COOPERATIVE CATALOGING COUNCIL
TASK GROUP 4: STANDARDS
FINAL REPORT 10/29/93
TASK GROUP MEMBERS: Willy Cromwell, Stanford University (Chair); Karen Smith-
Yoshimura, RLG (Cooperative Cataloging Council Liaison); Kay Guiles and Lynn
El-Hoshy (Library of Congress Liaisons); Roxanne Sellberg, University of Washington;
Margaret Shen, Cleveland Public Library
PART I. PRELIMINARIES
GENERAL ASSUMPTIONS:
- The standards issues discussed below refer to records created by participants
in a formal national cooperative cataloging program, hereafter referred to
in this report as the program.
- The program will have a formal administrative structure specifying responsibility
for program development and oversight.
GENERAL RECOMMENDATIONS:
- Once the bibliographic objectives and the context of a national cooperative
cataloging program are determined, the program administrative body should
consider the most effective means of assessing/changing current standard
descriptive cataloging rules and practice and subject cataloging practice
in support of those objectives.
- Until this process is complete, use of current standard practice, subject
to modification as judged appropriate, will be followed.
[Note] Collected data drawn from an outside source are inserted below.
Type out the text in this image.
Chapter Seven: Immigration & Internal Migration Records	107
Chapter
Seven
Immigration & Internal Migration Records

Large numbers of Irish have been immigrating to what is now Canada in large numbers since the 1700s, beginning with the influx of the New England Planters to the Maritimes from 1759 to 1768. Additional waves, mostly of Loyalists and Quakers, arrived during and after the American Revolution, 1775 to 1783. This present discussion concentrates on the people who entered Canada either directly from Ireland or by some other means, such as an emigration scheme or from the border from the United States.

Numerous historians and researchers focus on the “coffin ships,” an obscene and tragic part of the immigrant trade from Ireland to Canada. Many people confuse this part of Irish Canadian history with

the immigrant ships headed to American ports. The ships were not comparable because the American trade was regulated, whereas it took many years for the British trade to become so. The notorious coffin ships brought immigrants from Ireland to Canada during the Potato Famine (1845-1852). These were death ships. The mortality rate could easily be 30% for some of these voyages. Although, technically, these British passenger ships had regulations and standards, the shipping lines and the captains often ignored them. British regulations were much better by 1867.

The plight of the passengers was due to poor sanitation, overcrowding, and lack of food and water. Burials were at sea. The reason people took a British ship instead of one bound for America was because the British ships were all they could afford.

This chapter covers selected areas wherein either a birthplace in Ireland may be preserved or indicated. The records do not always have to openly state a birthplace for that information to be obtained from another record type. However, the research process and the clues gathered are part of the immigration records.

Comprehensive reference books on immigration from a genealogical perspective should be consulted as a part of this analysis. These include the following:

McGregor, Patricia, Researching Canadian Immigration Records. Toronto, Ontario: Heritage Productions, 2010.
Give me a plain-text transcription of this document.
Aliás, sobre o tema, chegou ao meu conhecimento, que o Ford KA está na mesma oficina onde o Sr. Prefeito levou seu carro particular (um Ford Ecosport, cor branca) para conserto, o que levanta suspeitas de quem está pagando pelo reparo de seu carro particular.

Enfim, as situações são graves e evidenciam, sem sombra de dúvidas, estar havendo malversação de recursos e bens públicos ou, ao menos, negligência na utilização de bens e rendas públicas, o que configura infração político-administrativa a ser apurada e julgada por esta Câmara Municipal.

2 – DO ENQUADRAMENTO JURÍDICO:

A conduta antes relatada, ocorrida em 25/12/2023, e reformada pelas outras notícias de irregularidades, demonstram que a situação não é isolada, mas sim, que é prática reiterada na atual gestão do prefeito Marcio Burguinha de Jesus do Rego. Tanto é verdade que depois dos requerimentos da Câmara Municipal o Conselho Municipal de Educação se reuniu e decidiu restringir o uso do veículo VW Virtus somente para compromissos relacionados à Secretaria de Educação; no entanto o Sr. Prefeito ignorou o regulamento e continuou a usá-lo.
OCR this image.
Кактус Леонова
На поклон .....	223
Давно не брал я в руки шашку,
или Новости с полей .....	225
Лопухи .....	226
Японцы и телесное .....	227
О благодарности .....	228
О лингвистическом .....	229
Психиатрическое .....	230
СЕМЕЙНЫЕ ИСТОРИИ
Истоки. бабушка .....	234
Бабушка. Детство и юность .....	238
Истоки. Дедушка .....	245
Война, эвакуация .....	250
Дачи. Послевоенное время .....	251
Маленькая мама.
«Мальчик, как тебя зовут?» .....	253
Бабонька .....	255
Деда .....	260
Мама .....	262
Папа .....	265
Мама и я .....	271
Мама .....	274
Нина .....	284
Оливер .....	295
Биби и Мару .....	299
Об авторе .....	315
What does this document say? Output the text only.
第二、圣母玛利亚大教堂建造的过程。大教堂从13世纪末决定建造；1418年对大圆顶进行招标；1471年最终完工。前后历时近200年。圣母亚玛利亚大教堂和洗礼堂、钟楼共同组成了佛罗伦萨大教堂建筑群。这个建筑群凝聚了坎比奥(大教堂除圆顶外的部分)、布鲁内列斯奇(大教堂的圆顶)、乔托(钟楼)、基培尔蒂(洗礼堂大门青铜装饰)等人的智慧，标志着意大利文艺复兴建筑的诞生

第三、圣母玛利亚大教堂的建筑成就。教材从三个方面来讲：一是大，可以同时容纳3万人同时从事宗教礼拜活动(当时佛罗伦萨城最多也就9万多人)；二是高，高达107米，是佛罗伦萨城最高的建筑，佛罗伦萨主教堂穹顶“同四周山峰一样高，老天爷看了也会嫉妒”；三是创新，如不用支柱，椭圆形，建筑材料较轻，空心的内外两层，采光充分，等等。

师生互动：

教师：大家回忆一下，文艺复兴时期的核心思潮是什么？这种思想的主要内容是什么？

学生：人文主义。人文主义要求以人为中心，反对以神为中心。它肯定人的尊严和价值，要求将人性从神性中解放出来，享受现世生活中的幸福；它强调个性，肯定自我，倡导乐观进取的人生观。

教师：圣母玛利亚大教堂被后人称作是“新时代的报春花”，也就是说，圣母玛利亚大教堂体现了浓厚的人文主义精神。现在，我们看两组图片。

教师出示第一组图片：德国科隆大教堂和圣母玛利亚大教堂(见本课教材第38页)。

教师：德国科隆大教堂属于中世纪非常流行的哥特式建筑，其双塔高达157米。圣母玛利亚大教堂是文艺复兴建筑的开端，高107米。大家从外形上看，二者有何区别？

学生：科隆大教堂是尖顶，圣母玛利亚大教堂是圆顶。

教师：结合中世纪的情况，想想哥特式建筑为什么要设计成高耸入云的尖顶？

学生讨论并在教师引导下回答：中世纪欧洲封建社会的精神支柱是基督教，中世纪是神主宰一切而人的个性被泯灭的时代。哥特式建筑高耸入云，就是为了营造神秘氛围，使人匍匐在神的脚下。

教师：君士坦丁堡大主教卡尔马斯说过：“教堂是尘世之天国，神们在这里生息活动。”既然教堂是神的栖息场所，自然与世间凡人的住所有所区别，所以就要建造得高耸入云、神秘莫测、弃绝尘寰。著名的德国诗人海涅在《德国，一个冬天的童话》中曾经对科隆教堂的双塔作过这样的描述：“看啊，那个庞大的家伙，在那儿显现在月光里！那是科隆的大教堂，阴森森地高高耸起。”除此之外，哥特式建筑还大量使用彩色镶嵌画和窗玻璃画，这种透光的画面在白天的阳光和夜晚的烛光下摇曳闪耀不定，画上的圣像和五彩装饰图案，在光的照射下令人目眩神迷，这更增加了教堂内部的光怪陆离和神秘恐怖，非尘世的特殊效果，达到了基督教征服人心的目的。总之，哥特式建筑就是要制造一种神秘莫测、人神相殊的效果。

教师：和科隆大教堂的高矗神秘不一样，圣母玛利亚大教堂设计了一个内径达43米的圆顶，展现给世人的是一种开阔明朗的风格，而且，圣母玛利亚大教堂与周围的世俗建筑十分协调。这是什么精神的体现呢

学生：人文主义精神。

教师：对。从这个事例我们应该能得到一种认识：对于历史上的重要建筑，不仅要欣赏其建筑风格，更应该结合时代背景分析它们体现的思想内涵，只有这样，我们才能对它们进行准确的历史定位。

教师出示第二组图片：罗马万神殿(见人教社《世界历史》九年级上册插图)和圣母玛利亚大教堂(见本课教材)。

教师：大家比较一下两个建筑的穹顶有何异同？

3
PART II. CHARGE 1: DEVELOP STANDARDS THAT WILL SUPPORT WIDE USE OF RECORDS
IN A COST-EFFECTIVE MANNER
ASSUMPTIONS:
- Not all potential participants in a national cooperative cataloging program
are willing or able to commit to the creation of a full level catalog record
as currently defined.
- There is a core level of elements necessary to effective cooperative use
of a catalog record; that level exceeds the currently defined minimal level
but does not necessarily always equate to the currently defined full level.
- A catalog record that can be used with minimal augmentation in a majority
of cases is an effective and viable vehicle in a cooperative cataloging program
even though it does not necessarily always meet all the needs of each participant.
- A standard that articulates such a record is necessary in order for the
program to achieve the Cooperative Cataloging Council's goals 1.1, 1.2 and
2.1.
- It is to the advantage of the cooperative community to endorse the definition
of a core level standard that:
- may serve to increase the pool of useable records by offering an
alternative to the either/or choice between the minimal level vs. full
level cataloging;
- can be trusted to be consistent and in compliance to a known standard;
- has access points in authorized forms supported by records in a national
authority file.
- RECOMMENDATIONS: BIBLIOGRAPHIC RECORD
- Two levels of program record should be recognized: full level as
currently defined and a core record (defined in PART IV below). Participating
institutions may choose to catalog at either level or they may use
both levels selectively.
- With respect to the proposed core record defined in PART IV:
- the specified elements pertain to books; if the concept of
a core record is judged viable, similar standards should be developed
for the monographic forms of non-book materials; this work should
be done through task groups representative of these communities
under
the aegis of the administrative body of the program;
- the program should coordinate with the CONSER program, which
is
currently considering definition of a core record for serials;
- the core record does not deal with requirements for non-Latin
scripts; this work should be done through a task group representing
JACKPHY (Japanese, Arabic, Chinese, Korean, Persian, Hebrew,
Yiddish) library communities;
- the development of the core record and its constituent parts
as a standard should be an evolutionary process, subject to a
variety of considerations; for the immediate future, the content
of the fields specified in the core record should conform to
the requirements of relevant current standards (although not
all the elements specified by current standards need be included
in the core record). In the longer term they will be impacted
by the results of whatever changes in relevant standards are
made as suggested in the GENERAL RECOMMENDATIONS (e.g., perhaps
a reassessment and simplification of the rules governing main
entry);
- it is assumed that the state of any particular core record
is a dynamic one, with participants choosing to use it as it
is, using it incrementally by adding only those data elements
needed by the modifying participant, or enhancing it to full
level.
- RECOMMENDATIONS. AUTHORITY RECORDS
- All access points in program records, core and full level, will be
in authorized forms and supported by authority work.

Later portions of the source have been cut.